I age regress and I am childish...and that's ok
For a while I felt a lot of shame about it. I don't even think I've said it out loud before really. But I age regress due to trauma. My boyfriend knows I'm more on the childish side, but even he doesn't know I age regress. It's completely non sexual for me and a trauma response.
I'm starting to realize that's what makes me happy, I'm suffering daily. Yet denying my own happiness because of judgment?!? People don't like me anyways!
As long as I'm kind to others I don't see the goddamn problem if I'm childish. So I'm going to spill it all.

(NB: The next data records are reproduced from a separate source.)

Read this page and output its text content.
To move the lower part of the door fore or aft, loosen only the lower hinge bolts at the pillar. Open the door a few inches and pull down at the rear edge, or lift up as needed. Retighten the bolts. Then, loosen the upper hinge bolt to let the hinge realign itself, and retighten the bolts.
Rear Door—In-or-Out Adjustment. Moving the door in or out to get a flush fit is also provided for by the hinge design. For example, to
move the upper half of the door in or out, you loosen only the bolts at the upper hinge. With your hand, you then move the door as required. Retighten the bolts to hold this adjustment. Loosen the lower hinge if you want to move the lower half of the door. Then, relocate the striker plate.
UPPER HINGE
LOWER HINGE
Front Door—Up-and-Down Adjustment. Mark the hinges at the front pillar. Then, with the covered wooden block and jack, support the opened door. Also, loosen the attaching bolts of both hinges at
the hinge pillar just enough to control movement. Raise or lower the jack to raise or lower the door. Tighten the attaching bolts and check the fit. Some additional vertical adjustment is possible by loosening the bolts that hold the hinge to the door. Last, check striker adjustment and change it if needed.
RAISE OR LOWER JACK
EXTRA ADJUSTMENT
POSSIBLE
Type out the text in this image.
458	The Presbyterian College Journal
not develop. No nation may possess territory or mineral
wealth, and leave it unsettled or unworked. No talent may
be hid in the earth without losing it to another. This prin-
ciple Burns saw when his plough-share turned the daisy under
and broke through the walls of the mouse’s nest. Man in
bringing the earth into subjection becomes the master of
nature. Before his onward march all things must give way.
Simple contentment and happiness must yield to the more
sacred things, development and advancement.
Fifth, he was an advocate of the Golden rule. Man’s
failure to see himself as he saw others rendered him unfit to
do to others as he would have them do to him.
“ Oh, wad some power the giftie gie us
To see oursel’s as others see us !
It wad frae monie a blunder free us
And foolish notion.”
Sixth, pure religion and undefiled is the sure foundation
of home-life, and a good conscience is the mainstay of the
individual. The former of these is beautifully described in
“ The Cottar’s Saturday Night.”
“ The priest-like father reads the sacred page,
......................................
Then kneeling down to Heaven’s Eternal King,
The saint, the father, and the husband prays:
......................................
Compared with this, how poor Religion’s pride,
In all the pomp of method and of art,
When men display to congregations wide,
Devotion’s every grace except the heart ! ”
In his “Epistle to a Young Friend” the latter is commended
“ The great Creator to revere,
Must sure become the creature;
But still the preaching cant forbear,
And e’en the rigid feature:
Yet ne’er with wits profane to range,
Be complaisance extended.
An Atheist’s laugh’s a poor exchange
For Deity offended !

I love pre school shows, I love coloring books, I love playing with toys, I love plushies. I love wearing cute, bright pink clothes. I love sucking my thumb and no one's going to fucking stop me. I love the sensory feelings of wearing onesies.
I'm taking control of my own life, I'm going to be fully honest with him and tell him the truth sooner than later. He doesn't have to be a part of it, I just want him to know it's a part of me.
He's a very nice guy but part of me thinks even this will be too much for him. Which isn't bad, he's allowed to think it's too much. I just hope he doesn't rudely judge me or make fun of me if it is. Sadly both women and men seem to love to criticize people like me. So I've kept it inside for a while as to not be marked as a "creep" which I know I will even though this is NOT a kink for me or anything of the sort.
I'm fine with people not liking me or even finding me annoying. But not fine with people accusing me and others of such terrible stuff, especially stuff that I was a victim of as a child. It sucks that people who treat children badly have ruined it for the rest of us. But I'm going to be proud to be me no matter what.